Comparative Analysis for Oral Cleft Trio Data
MetadataShow full item record
The goal of this study is to compare data generated from two sequencing studies aimed at determining genetic causes of oral-facial clefts (OFCs) to assess whether the data are of similar quality and information content, and therefore could be combined to increase power for tests of genetic association. The purpose of this study is to find a reasonable approach to combine the two data sets to gain more statistical power in further studies. The first data set is a from a previously published targeted sequencing (TS) study, which focused on 13 candidate genetic regions previously linked to or associated with risk to OFCs and included 1409 case-parent trios of different population backgrounds, including 374 European trios, who we focus on here. The recently generated whole-genome sequencing (WGS) data was collected as part of the Gabriella Miller Kids First initiative, and contains 1136 individuals (in approximately 378 case-parent trios) of European ancestry.

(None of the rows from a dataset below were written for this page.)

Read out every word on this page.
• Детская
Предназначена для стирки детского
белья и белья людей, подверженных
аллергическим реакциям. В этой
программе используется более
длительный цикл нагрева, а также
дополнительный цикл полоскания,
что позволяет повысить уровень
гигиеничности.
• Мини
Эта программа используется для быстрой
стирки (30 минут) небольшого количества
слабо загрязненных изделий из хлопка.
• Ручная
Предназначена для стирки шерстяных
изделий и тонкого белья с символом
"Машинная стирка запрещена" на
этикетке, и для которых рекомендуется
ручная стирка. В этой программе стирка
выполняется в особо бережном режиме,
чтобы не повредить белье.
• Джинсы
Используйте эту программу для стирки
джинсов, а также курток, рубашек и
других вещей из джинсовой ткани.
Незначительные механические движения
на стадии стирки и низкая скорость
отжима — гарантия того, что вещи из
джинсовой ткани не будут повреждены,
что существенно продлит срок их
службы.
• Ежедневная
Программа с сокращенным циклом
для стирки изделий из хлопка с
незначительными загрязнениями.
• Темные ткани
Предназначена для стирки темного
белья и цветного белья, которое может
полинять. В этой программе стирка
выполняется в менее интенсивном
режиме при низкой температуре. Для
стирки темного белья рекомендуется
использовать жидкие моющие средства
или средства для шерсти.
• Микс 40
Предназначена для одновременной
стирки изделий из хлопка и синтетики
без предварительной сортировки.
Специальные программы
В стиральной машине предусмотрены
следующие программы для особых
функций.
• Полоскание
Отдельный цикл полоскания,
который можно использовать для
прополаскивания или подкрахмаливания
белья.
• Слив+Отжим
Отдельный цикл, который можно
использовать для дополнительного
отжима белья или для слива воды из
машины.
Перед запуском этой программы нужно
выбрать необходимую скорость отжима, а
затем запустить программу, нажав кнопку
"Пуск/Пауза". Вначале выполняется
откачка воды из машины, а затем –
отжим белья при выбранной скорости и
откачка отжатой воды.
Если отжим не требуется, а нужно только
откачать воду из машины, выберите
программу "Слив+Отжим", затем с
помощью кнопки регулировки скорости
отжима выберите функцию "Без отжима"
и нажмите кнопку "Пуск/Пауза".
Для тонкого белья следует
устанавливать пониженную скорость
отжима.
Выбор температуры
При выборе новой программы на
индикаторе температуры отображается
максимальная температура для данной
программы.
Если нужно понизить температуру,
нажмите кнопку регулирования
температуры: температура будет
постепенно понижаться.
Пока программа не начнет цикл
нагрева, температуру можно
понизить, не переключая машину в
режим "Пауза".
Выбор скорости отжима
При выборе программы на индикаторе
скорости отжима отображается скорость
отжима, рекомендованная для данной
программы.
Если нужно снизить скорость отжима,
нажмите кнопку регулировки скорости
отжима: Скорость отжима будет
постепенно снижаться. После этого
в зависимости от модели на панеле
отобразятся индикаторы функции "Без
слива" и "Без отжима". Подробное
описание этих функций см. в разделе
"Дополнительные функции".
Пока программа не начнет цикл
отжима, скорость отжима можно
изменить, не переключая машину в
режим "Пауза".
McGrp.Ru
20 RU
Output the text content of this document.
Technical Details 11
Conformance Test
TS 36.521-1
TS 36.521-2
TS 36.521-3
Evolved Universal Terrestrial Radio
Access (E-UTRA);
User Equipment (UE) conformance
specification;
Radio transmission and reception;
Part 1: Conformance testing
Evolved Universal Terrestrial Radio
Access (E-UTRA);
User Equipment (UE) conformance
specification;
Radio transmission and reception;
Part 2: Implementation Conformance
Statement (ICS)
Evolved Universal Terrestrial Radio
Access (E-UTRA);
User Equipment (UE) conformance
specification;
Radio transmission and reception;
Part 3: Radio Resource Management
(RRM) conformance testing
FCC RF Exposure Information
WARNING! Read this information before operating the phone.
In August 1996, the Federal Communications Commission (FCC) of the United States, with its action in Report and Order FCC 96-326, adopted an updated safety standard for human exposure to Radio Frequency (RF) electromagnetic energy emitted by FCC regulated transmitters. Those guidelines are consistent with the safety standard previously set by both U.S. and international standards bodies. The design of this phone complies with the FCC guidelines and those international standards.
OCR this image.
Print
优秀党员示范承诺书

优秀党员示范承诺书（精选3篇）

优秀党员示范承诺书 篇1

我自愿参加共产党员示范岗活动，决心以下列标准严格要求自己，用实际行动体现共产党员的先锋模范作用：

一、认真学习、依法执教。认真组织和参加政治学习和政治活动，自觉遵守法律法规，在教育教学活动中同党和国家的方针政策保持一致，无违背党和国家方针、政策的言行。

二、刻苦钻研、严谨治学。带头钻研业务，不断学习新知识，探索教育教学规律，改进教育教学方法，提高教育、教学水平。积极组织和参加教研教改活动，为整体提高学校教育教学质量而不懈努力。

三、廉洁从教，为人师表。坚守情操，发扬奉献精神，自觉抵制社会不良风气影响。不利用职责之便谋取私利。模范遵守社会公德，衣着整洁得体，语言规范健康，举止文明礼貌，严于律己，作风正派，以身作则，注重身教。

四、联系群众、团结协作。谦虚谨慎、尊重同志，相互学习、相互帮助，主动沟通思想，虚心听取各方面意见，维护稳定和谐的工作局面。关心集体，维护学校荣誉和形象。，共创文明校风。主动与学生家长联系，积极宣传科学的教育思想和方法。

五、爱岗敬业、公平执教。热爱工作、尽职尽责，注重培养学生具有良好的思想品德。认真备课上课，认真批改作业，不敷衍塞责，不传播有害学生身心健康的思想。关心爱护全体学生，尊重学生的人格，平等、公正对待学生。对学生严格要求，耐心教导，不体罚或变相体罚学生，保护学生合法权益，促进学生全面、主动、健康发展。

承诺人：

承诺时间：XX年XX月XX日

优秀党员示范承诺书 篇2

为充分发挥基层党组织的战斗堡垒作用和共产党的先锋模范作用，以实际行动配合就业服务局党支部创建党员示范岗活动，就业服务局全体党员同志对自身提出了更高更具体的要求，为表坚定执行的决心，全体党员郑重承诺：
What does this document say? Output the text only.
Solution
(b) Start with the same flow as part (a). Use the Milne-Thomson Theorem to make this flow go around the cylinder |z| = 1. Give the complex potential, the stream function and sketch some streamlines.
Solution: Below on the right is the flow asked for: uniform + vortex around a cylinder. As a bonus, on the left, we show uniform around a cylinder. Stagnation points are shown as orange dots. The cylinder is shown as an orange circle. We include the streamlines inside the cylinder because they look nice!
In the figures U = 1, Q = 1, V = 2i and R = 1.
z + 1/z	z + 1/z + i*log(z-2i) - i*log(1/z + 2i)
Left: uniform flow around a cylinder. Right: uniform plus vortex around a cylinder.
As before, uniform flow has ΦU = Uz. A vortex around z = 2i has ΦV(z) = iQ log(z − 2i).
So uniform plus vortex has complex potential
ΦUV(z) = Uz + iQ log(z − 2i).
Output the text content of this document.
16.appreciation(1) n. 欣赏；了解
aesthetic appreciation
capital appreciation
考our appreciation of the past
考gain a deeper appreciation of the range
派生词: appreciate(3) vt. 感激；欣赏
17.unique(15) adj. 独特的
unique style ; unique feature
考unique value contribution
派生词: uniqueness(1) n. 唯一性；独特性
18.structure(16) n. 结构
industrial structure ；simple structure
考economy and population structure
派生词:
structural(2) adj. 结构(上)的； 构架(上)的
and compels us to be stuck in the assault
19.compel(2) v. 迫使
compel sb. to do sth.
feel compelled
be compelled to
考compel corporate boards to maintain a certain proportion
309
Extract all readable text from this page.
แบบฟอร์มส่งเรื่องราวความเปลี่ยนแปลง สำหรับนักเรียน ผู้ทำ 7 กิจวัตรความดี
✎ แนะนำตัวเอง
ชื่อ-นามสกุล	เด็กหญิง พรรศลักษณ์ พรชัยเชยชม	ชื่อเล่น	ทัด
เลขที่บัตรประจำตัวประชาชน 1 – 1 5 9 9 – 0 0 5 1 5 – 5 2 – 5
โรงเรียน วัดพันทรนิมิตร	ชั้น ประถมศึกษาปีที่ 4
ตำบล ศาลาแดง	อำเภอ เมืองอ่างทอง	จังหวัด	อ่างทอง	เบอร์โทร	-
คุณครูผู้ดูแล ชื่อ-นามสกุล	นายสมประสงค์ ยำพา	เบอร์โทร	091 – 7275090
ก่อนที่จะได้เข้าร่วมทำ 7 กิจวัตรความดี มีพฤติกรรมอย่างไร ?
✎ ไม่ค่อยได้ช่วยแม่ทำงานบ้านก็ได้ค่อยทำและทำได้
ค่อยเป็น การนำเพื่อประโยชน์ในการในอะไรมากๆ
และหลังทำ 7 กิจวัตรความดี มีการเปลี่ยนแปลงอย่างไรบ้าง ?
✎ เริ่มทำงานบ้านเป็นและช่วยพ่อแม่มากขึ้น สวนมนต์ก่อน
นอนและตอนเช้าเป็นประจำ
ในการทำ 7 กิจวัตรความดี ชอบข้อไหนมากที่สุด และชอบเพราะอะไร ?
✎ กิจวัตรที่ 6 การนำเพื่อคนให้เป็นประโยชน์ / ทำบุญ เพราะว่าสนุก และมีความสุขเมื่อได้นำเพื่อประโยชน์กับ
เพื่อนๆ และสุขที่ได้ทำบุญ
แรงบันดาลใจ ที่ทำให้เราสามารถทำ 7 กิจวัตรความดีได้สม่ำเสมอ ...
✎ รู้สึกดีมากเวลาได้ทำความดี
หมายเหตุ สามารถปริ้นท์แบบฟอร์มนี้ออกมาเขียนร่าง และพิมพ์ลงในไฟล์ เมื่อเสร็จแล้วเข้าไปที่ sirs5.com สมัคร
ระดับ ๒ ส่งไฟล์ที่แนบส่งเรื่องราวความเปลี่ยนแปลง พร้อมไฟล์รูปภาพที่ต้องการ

We started by performing data cleaning of the WGS data based on the same quality control (QC) steps from the TS study, producing a clean data set of 981 individuals (in 327 trios). We then compared variant sets, and assessed concordance of genotype calls in individuals who were duplicated across the TS and WGS data sets (n=402 in 134 trios). We then generated results from the genotypic transmission-disequilibrium test (gTDT) at common variants (minor allele frequency (MAF) 0.01), along with visualizations of patterns of linkage disequilibrium (LD) in these two data sets, with a focus on the region 8q24, which has previously been strongly associated with OFC among Europeans. Overall, good concordance and high similarity were observed in the sequence variants found in both data sets. We found that combining the TS data and the WGS data provides increased power to detect association in the 8q24 region. Future work will be undertaken on take this combined data set and will be used to perform more detailed comparative analysis across populations in this region.